Naturally, the warmer weather made the camp enticing - but it wasn’t without its challenges.
“The weather was perfect, with temperatures between 20 and 25 degrees every day, but most of my days involved early training” he said.
“On a day where I’d do an easy run I’d get up and go run between 6 and 7am, get my 10 miles done then come back and have my breakfast.
“It was the perfect training environment,” he said. “When you’re in Kenya everything is so different, from the altitude to the terrain and hills.
“Where I was staying, Iten, it’s about 2,400 metres above sea level so essentially you’re training at 8,000 feet. It’s tough, even to adapt to that - you have to run a lot slower than you would here.

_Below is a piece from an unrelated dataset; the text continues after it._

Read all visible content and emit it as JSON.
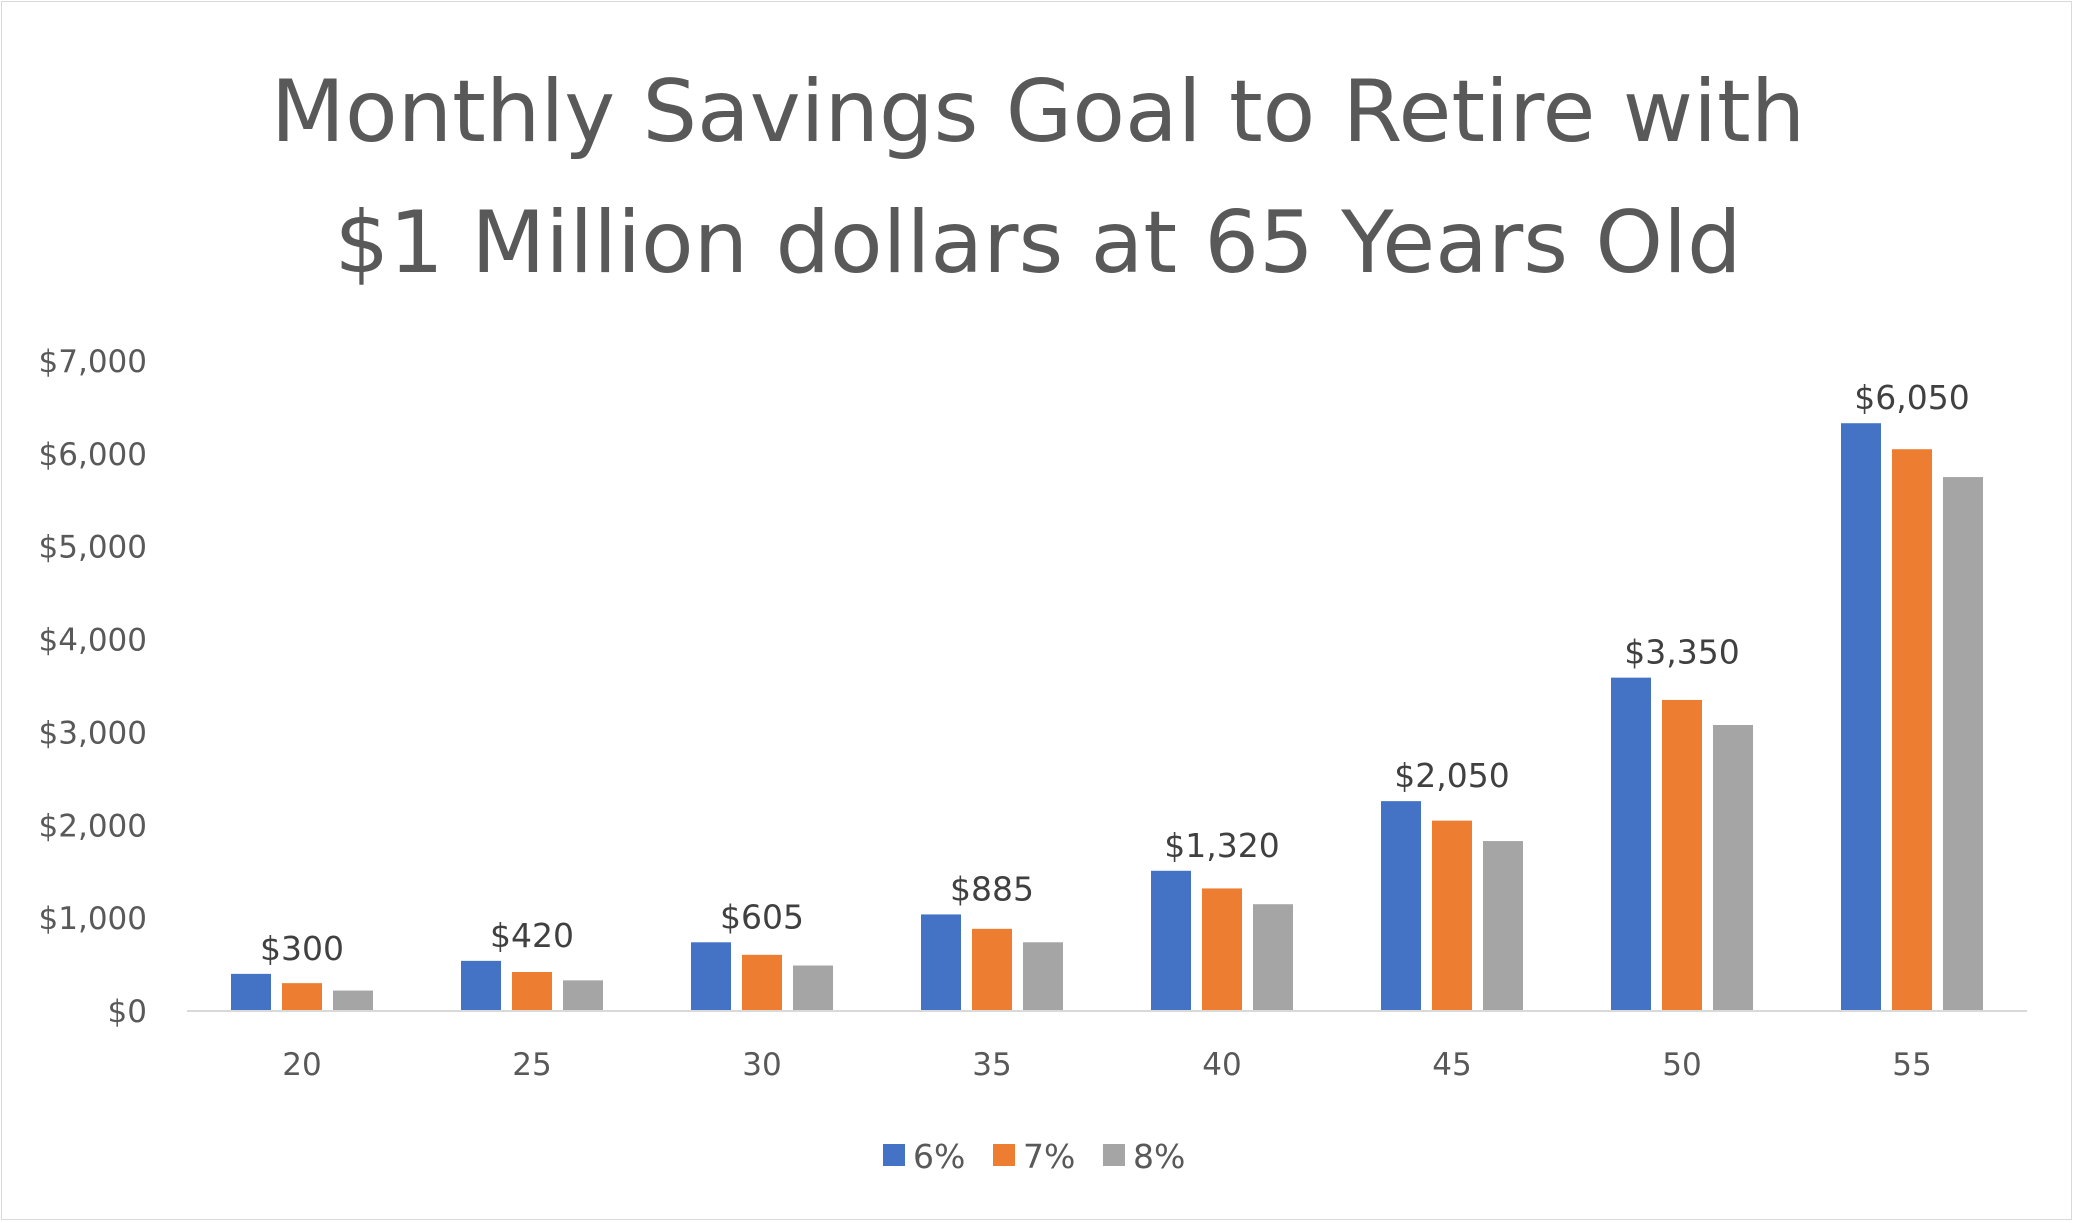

“When you first go out there you do notice you’re running a lot slower,” he said. “At home I wouldn’t run with my heart rate monitor but I did every day out there. It was a bit of an adjustment - your legs feel like they’re not turning that fast but you are working very hard. If you push too hard you’ll know - with less oxygen in the air you don’t recover like you would at home.”
It takes time to adapt to the conditions, maybe even more to the hills than the altitude.
“You won’t get a flat run in Iten - it’s up and down all the time,” he said with a smile. “A typical five-mile loop over there would have way more climbing than my regular 10-mile route in Kilkenny, which would take me around the Ring Road.”
So far the training has yielded some good results for Hayes.
“I did the 5k in Armagh a few days after returning,” he said. “I wasn’t sure how it would go after all the travel, plus I had been sick shortly before coming home, but I ran a personal best of 14:29.”
The times continued to tumble - he set a new PB of 29:53 in the 10k in Kildare “that was a bit of a surprise as I hadn’t targeted anything specific,” he said - leaving Hayes confident for the season ahead. Running a marathon in 2019 is his goal, but so too is getting some local pride.
“I’ve finished second and third in the Streets of Kilkenny,” he said with a smile. “Maybe this year the training will help get me that first place!”